“Hey.”
The space between us feels tight.
“I’m glad you came,” he says.
“I am too.”
He gestures toward the dining table. “Can you sit for a minute?”
The request isn’t controlling. It’s careful. My stomach flips anyway.
I sit.
He walks over slowly and places a thick envelope in front of me. Then another. And another.
I stare at them, my breath catching before my brain fully registers what I’m seeing.
Plane tickets. Hotel confirmations. A printed itinerary.
My hands hover above the table.
“Colton …” I whisper.
“Italy,” he says quietly. “Tuscany.”
I look up at him, stunned.
“I booked it today,” he continues. “Everything’s refundable. This isn’t pressure but I needed to make it real.”
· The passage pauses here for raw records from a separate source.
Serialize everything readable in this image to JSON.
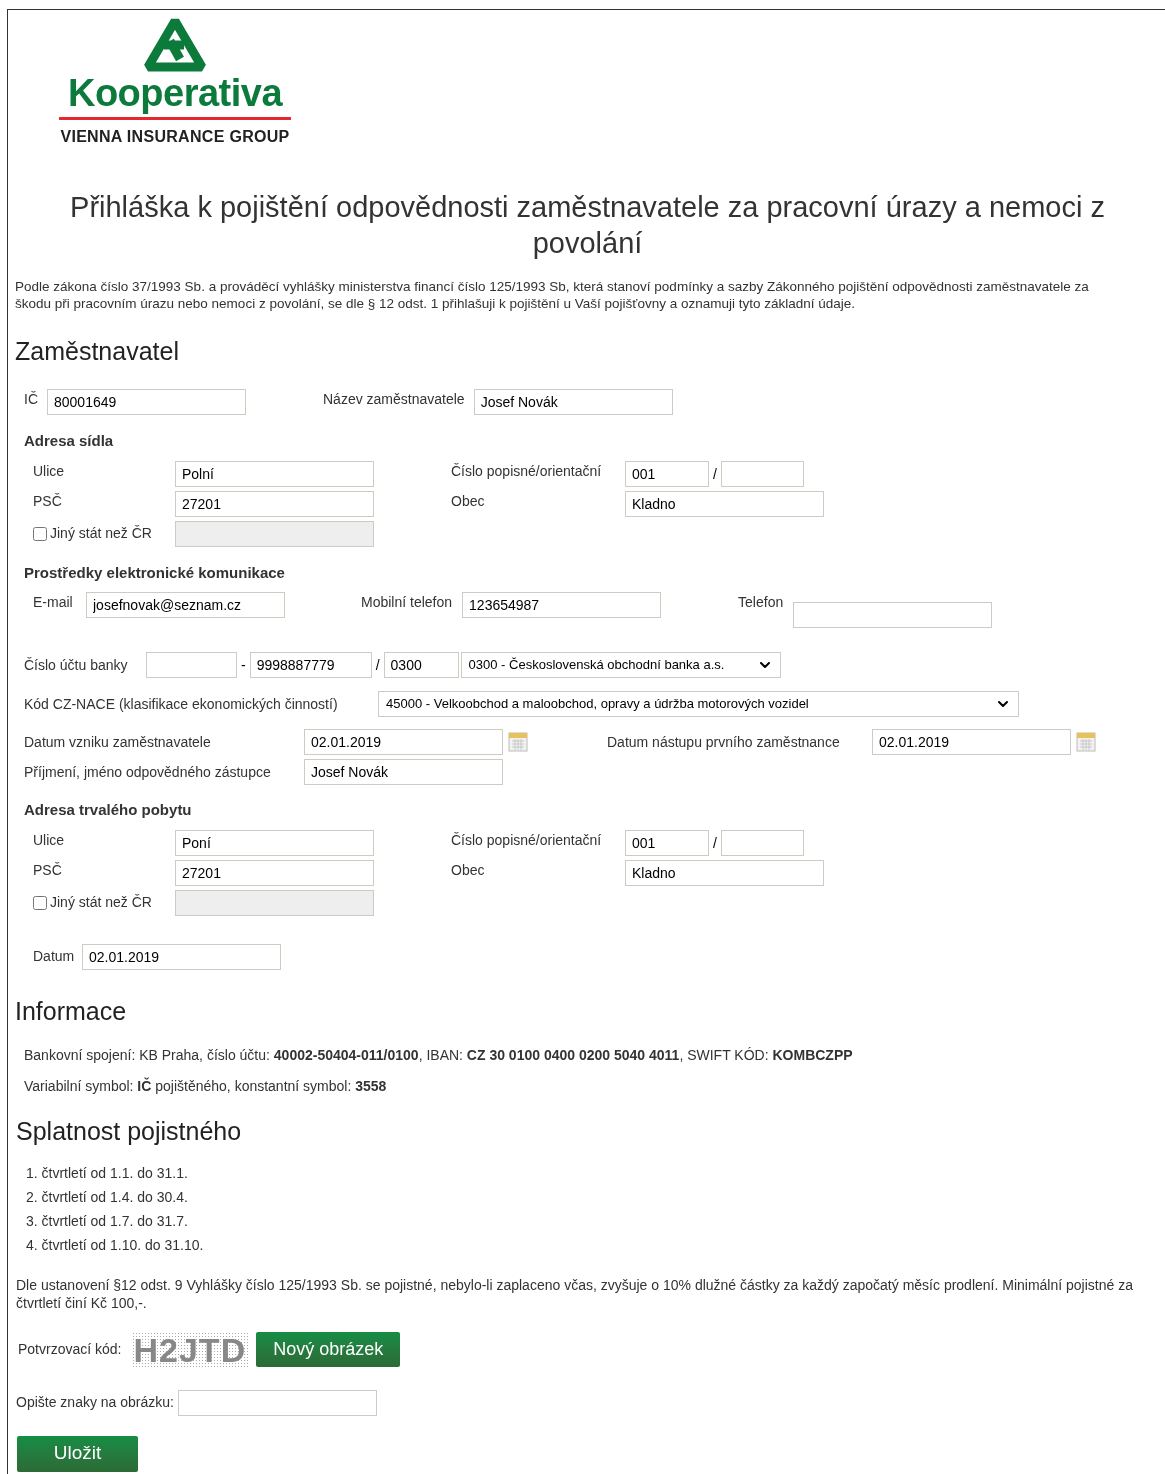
{
  "logo": {
    "name": "Kooperativa",
    "tagline": "VIENNA INSURANCE GROUP"
  },
  "title": "Přihláška k pojištění odpovědnosti zaměstnavatele za pracovní úrazy a nemoci z povolání",
  "intro": "Podle zákona číslo 37/1993 Sb. a prováděcí vyhlášky ministerstva financí číslo 125/1993 Sb, která stanoví podmínky a sazby Zákonného pojištění odpovědnosti zaměstnavatele za škodu při pracovním úrazu nebo nemoci z povolání, se dle § 12 odst. 1 přihlašuji k pojištění u Vaší pojišťovny a oznamuji tyto základní údaje.",
  "employer": {
    "heading": "Zaměstnavatel",
    "ic": {
      "label": "IČ",
      "value": "80001649"
    },
    "name": {
      "label": "Název zaměstnavatele",
      "value": "Josef Novák"
    }
  },
  "seat_address": {
    "heading": "Adresa sídla",
    "street": {
      "label": "Ulice",
      "value": "Polní"
    },
    "number": {
      "label": "Číslo popisné/orientační",
      "value": "001",
      "separator": "/"
    },
    "psc": {
      "label": "PSČ",
      "value": "27201"
    },
    "city": {
      "label": "Obec",
      "value": "Kladno"
    },
    "foreign": {
      "label": "Jiný stát než ČR",
      "checked": false
    }
  },
  "contact": {
    "heading": "Prostředky elektronické komunikace",
    "email": {
      "label": "E-mail",
      "value": "josefnovak@seznam.cz"
    },
    "mobile": {
      "label": "Mobilní telefon",
      "value": "123654987"
    },
    "phone": {
      "label": "Telefon"
    }
  },
  "bank_account": {
    "label": "Číslo účtu banky",
    "dash": "-",
    "number": "9998887779",
    "slash": "/",
    "code": "0300",
    "bank": "0300 - Československá obchodní banka a.s."
  },
  "nace": {
    "label": "Kód CZ-NACE (klasifikace ekonomických činností)",
    "value": "45000 - Velkoobchod a maloobchod, opravy a údržba motorových vozidel"
  },
  "founded": {
    "label": "Datum vzniku zaměstnavatele",
    "value": "02.01.2019"
  },
  "first_employee": {
    "label": "Datum nástupu prvního zaměstnance",
    "value": "02.01.2019"
  },
  "representative": {
    "label": "Příjmení, jméno odpovědného zástupce",
    "value": "Josef Novák"
  },
  "permanent_address": {
    "heading": "Adresa trvalého pobytu",
    "street": {
      "label": "Ulice",
      "value": "Poní"
    },
    "number": {
      "label": "Číslo popisné/orientační",
      "value": "001",
      "separator": "/"
    },
    "psc": {
      "label": "PSČ",
      "value": "27201"
    },
    "city": {
      "label": "Obec",
      "value": "Kladno"
    },
    "foreign": {
      "label": "Jiný stát než ČR",
      "checked": false
    }
  },
  "date": {
    "label": "Datum",
    "value": "02.01.2019"
  },
  "info": {
    "heading": "Informace",
    "lines": [
      "Bankovní spojení: KB Praha, číslo účtu: **40002-50404-011/0100**, IBAN: **CZ 30 0100 0400 0200 5040 4011**, SWIFT KÓD: **KOMBCZPP**",
      "Variabilní symbol: **IČ** pojištěného, konstantní symbol: **3558**"
    ]
  },
  "due": {
    "heading": "Splatnost pojistného",
    "items": [
      "1. čtvrtletí od 1.1. do 31.1.",
      "2. čtvrtletí od 1.4. do 30.4.",
      "3. čtvrtletí od 1.7. do 31.7.",
      "4. čtvrtletí od 1.10. do 31.10."
    ],
    "note": "Dle ustanovení §12 odst. 9 Vyhlášky číslo 125/1993 Sb. se pojistné, nebylo-li zaplaceno včas, zvyšuje o 10% dlužné částky za každý započatý měsíc prodlení. Minimální pojistné za čtvrtletí činí Kč 100,-."
  },
  "captcha": {
    "label": "Potvrzovací kód:",
    "code": "H2JTD",
    "refresh_button": "Nový obrázek",
    "input_label": "Opište znaky na obrázku:"
  },
  "submit_button": "Uložit"
}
My chest feels too tight for air.
“And before you say anything,” he adds quickly, “this isn’t me avoiding what we talked about yesterday.”
I study his face and see the tension in his shoulders, the seriousness in his eyes.
“This is me choosing something instead of running from everything.”
I swallow.
“I owe you an apology,” he says. “For how I reacted on Sunday. It caught me off guard. Not what you asked, but how much it mattered.”
I nod slowly, my fingers brushing the edge of the papers.
“I wasn’t angry at you,” he continues. “I was scared of what you were right about.”
The honesty in that hits hard.
“I know I need to talk to my parents,” he says. “I know that’s a step I’ve been avoiding for years. I’m not pretending it’ll be easy.”
He meets my eyes.
“But I am promising you I’ll do it. After we get back.”
Something in my chest loosens with trust beginning to rebuild its footing.
“I’m not asking you to wait forever,” he adds. “I’m asking you to walk with me while I figure out how.”
I don’t speak right away. I just breathe. I stare down at the tickets for a long moment, like if I look long enough, they’ll turn into something less real.